If the internet has done anything, it has brought to the forefront of our collective consciousness’ the many serious problems in the world and particularly in our country. The problem with the internet is that it has become a money machine, so the things that are going to procure the most attention ($) is what is often at the forefront. Thanks to social media, a lot of miss information is spread, and depending on the incidents that are filmed and shared, often for shock value, it is doing more harm than good. People become outraged after only seeing one side of a story, which often is carefully taken out of context or edited to suit the posters agenda. This is dangerous, because it is so easy to incite mass hysteria, when clearly calmer heads need to reign, now more than ever.

Last night, SIX police officers were shot in this country, one fatally, one gravely, two “with a long way to recover” and two are said to be in stable condition. And yet – the internet is not broken with outrage – they were just doing their jobs. Like they always do. If you research the stories, you will see that the suspects in two of the incidents drew their weapons first, and then the police returned fire. In the saddest story, a young husband and father of 4, working in an area where even Fedex and the Post office are fearful to enter, approached several suspects on the street with his partner. He did not have his gun drawn or appear to be a threat in any way.  He was shot at close range, as was his partner, before they could even reach for their weapons.

Thousands of police officers have to make choices like this a million times in their careers. It is a difficult and often thankless job. Ironically, as much as those who loathe law enforcement, if they were in danger, I am sure 911 would be their first call. Perhaps this story could have had a different ending, one that would have received much more press coverage.
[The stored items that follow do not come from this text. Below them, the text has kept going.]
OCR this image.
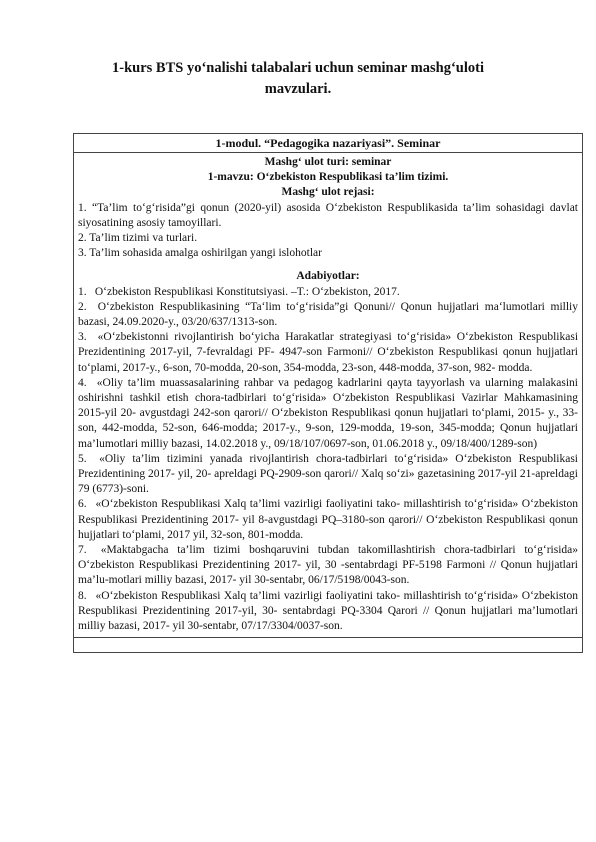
1-kurs BTS yo‘nalishi talabalari uchun seminar mashg‘uloti
mavzulari.
1-modul. “Pedagogika nazariyasi”. Seminar
Mashg‘ ulot turi: seminar
1-mavzu: O‘zbekiston Respublikasi ta’lim tizimi.
Mashg‘ ulot rejasi:
1. “Ta’lim to‘g‘risida”gi qonun (2020-yil) asosida O‘zbekiston Respublikasida ta’lim sohasidagi davlat siyosatining asosiy tamoyillari.
2. Ta’lim tizimi va turlari.
3. Ta’lim sohasida amalga oshirilgan yangi islohotlar
Adabiyotlar:
1. O‘zbekiston Respublikasi Konstitutsiyasi. –T.: O‘zbekiston, 2017.
2. O‘zbekiston Respublikasining “Ta‘lim to‘g‘risida”gi Qonuni// Qonun hujjatlari ma‘lumotlari milliy bazasi, 24.09.2020-y., 03/20/637/1313-son.
3. «O‘zbekistonni rivojlantirish bo‘yicha Harakatlar strategiyasi to‘g‘risida» O‘zbekiston Respublikasi Prezidentining 2017-yil, 7-fevraldagi PF- 4947-son Farmoni// O‘zbekiston Respublikasi qonun hujjatlari to‘plami, 2017-y., 6-son, 70-modda, 20-son, 354-modda, 23-son, 448-modda, 37-son, 982- modda.
4. «Oliy ta’lim muassasalarining rahbar va pedagog kadrlarini qayta tayyorlash va ularning malakasini oshirishni tashkil etish chora-tadbirlari to‘g‘risida» O‘zbekiston Respublikasi Vazirlar Mahkamasining 2015-yil 20- avgustdagi 242-son qarori// O‘zbekiston Respublikasi qonun hujjatlari to‘plami, 2015- y., 33-son, 442-modda, 52-son, 646-modda; 2017-y., 9-son, 129-modda, 19-son, 345-modda; Qonun hujjatlari ma’lumotlari milliy bazasi, 14.02.2018 y., 09/18/107/0697-son, 01.06.2018 y., 09/18/400/1289-son)
5. «Oliy ta’lim tizimini yanada rivojlantirish chora-tadbirlari to‘g‘risida» O‘zbekiston Respublikasi Prezidentining 2017- yil, 20- apreldagi PQ-2909-son qarori// Xalq so‘zi» gazetasining 2017-yil 21-apreldagi 79 (6773)-soni.
6. «O‘zbekiston Respublikasi Xalq ta’limi vazirligi faoliyatini tako- millashtirish to‘g‘risida» O‘zbekiston Respublikasi Prezidentining 2017- yil 8-avgustdagi PQ–3180-son qarori// O‘zbekiston Respublikasi qonun hujjatlari to‘plami, 2017 yil, 32-son, 801-modda.
7. «Maktabgacha ta’lim tizimi boshqaruvini tubdan takomillashtirish chora-tadbirlari to‘g‘risida» O‘zbekiston Respublikasi Prezidentining 2017- yil, 30 -sentabrdagi PF-5198 Farmoni // Qonun hujjatlari ma’lu-motlari milliy bazasi, 2017- yil 30-sentabr, 06/17/5198/0043-son.
8. «O‘zbekiston Respublikasi Xalq ta’limi vazirligi faoliyatini tako- millashtirish to‘g‘risida» O‘zbekiston Respublikasi Prezidentining 2017-yil, 30- sentabrdagi PQ-3304 Qarori // Qonun hujjatlari ma’lumotlari milliy bazasi, 2017- yil 30-sentabr, 07/17/3304/0037-son.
But it didn’t, and now Officer Baxter leaves a wife and fellow officer behind, as well as 4 small children. His partner is fighting for his life, and not expected to make it. His brothers and sisters in blue have to swallow their grief and continue to protect a dangerous community, while at the same time receiving death threats.

We can hate. It’s so easy to hate, to blame, to point fingers; release our rage and encourage violence. It is pretty clear that that will not change anything. We have grown away from being a solution oriented society to one that is so divided, we can’t even think straight. We have been faced with many disillusioning realities over the past two decades. But we need to seriously ask ourselves, are all priests pedophiles? After 911, are all Muslims terrorists? Are all Italians involved in illegal activities? Are all police officers bigotted bullies? (Honestly, most just want to go home to their families at the end of the day and live long enough to retire). In every group there is going to be a subgroup of bad apples. The question is, how do we deal with these situations effectively? The war on Law Enforcement is clearly SO counterproductive, even if you have a low opinion of them. Their job is so important to all of us, especially in these times, when they have to not only protect their municipalities, but in some large cities, the safety of the entire country can rest on their shoulders.
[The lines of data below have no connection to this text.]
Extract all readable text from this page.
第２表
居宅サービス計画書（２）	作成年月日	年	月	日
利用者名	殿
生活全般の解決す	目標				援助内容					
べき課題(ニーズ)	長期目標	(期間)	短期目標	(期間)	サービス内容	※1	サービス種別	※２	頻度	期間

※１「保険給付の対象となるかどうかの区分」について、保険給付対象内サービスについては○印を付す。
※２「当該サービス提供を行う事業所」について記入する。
As humans, we do not always handle things in the most rational effective way, especially when we are personally hurt or grieving. If there is, in fact a problem in a  particular police department, (and you can’t lump them all into the same category) then it has to be dealt with. There are experts who know this better than I, but sensitivity training, counseling, reprimands, whatever tools are successful should be implemented. In cases where a police officer makes a mistake or is blatantly wrong, it is up to the judicial system to hold them to task. The entire Law Enforcement community is not to blame, and to do so is a grave mistake, because like it or not, we NEED them.
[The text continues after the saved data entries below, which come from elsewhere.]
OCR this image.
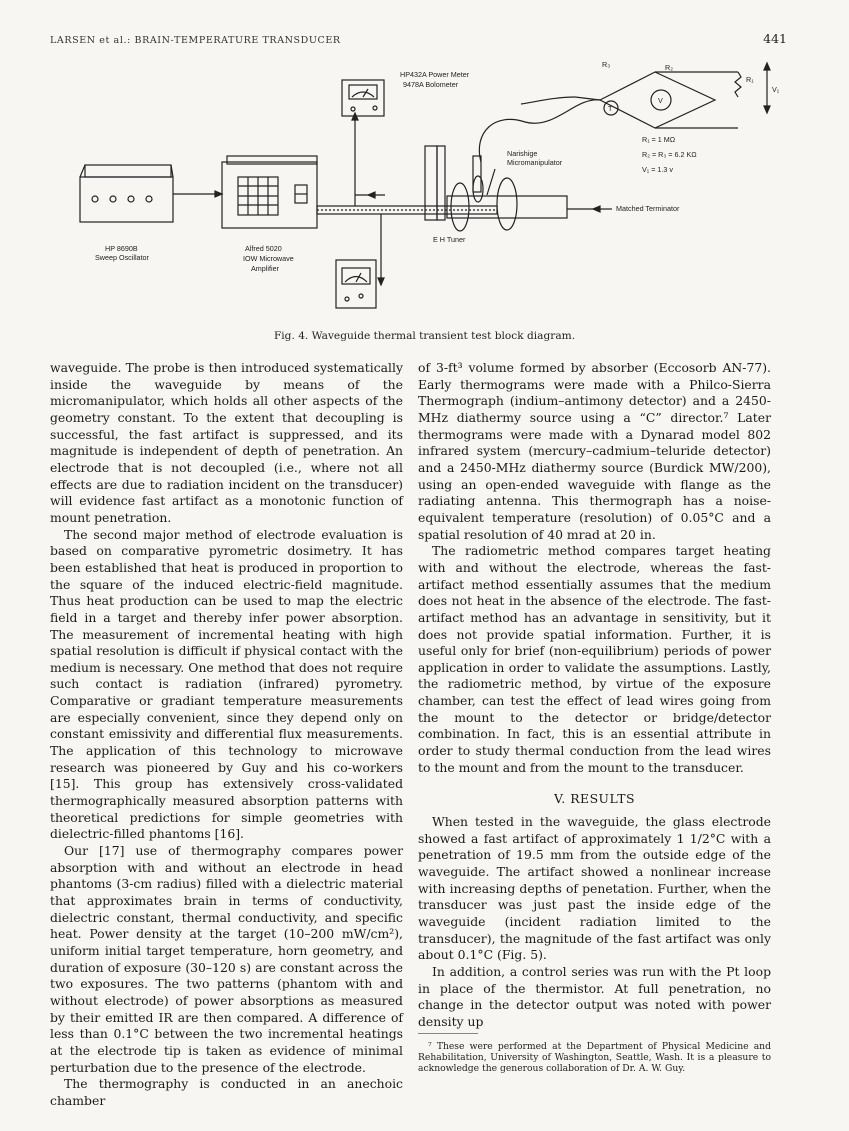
LARSEN et al.: BRAIN-TEMPERATURE TRANSDUCER	441
HP432A Power Meter
9478A Bolometer
HP 8690B
Sweep Oscillator
Alfred 5020
IOW Microwave
Amplifier
Narishige
Micromanipulator
Matched Terminator
E H Tuner
R₁ = 1 MΩ
R₂ = R₃ = 6.2 KΩ
V₁ = 1.3 v
R₃	R₂
R₁
V₁
V
T
Fig. 4. Waveguide thermal transient test block diagram.

waveguide. The probe is then introduced systematically inside the waveguide by means of the micromanipulator, which holds all other aspects of the geometry constant. To the extent that decoupling is successful, the fast artifact is suppressed, and its magnitude is independent of depth of penetration. An electrode that is not decoupled (i.e., where not all effects are due to radiation incident on the transducer) will evidence fast artifact as a monotonic function of mount penetration.

The second major method of electrode evaluation is based on comparative pyrometric dosimetry. It has been established that heat is produced in proportion to the square of the induced electric-field magnitude. Thus heat production can be used to map the electric field in a target and thereby infer power absorption. The measurement of incremental heating with high spatial resolution is difficult if physical contact with the medium is necessary. One method that does not require such contact is radiation (infrared) pyrometry. Comparative or gradiant temperature measurements are especially convenient, since they depend only on constant emissivity and differential flux measurements. The application of this technology to microwave research was pioneered by Guy and his co-workers [15]. This group has extensively cross-validated thermographically measured absorption patterns with theoretical predictions for simple geometries with dielectric-filled phantoms [16].

Our [17] use of thermography compares power absorption with and without an electrode in head phantoms (3-cm radius) filled with a dielectric material that approximates brain in terms of conductivity, dielectric constant, thermal conductivity, and specific heat. Power density at the target (10–200 mW/cm²), uniform initial target temperature, horn geometry, and duration of exposure (30–120 s) are constant across the two exposures. The two patterns (phantom with and without electrode) of power absorptions as measured by their emitted IR are then compared. A difference of less than 0.1°C between the two incremental heatings at the electrode tip is taken as evidence of minimal perturbation due to the presence of the electrode.

The thermography is conducted in an anechoic chamber

of 3-ft³ volume formed by absorber (Eccosorb AN-77). Early thermograms were made with a Philco-Sierra Thermograph (indium–antimony detector) and a 2450-MHz diathermy source using a “C” director.⁷ Later thermograms were made with a Dynarad model 802 infrared system (mercury–cadmium–teluride detector) and a 2450-MHz diathermy source (Burdick MW/200), using an open-ended waveguide with flange as the radiating antenna. This thermograph has a noise-equivalent temperature (resolution) of 0.05°C and a spatial resolution of 40 mrad at 20 in.

The radiometric method compares target heating with and without the electrode, whereas the fast-artifact method essentially assumes that the medium does not heat in the absence of the electrode. The fast-artifact method has an advantage in sensitivity, but it does not provide spatial information. Further, it is useful only for brief (non-equilibrium) periods of power application in order to validate the assumptions. Lastly, the radiometric method, by virtue of the exposure chamber, can test the effect of lead wires going from the mount to the detector or bridge/detector combination. In fact, this is an essential attribute in order to study thermal conduction from the lead wires to the mount and from the mount to the transducer.

V. RESULTS

When tested in the waveguide, the glass electrode showed a fast artifact of approximately 1 1/2°C with a penetration of 19.5 mm from the outside edge of the waveguide. The artifact showed a nonlinear increase with increasing depths of penetation. Further, when the transducer was just past the inside edge of the waveguide (incident radiation limited to the transducer), the magnitude of the fast artifact was only about 0.1°C (Fig. 5).

In addition, a control series was run with the Pt loop in place of the thermistor. At full penetration, no change in the detector output was noted with power density up

⁷ These were performed at the Department of Physical Medicine and Rehabilitation, University of Washington, Seattle, Wash. It is a pleasure to acknowledge the generous collaboration of Dr. A. W. Guy.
Last night we lost “one of the good ones.” And I don’t just mean a cop. By all accounts he was an incredible man, in the prime of his life, who could have potentially offered so much to this world. He was just “doing his job.” It is not trending on twitter, it is not the “hot topic” of the day. Even the fact that SIX officers were shot last night, all of them acting appropriately in life threatening situations, is not causing the incredible stir that it should; raising a million red flags. Where are their rights?

I encourage everyone to take time to really think about what is happening in our society. This is the world we will leave behind for our children and grandchildren. Violence and hatred has never solved anything during any time of history. Let’s become a solution oriented society, a loving society. Let’s somehow put aside our differences and join together to find hope. It is honestly the only chance we have.

NOTE: From the time I started writing this – to the time my editor read it – the second Kissimme officer succumbed to his injuries – my prayers to both Familys and the entire Kissimme Police Department.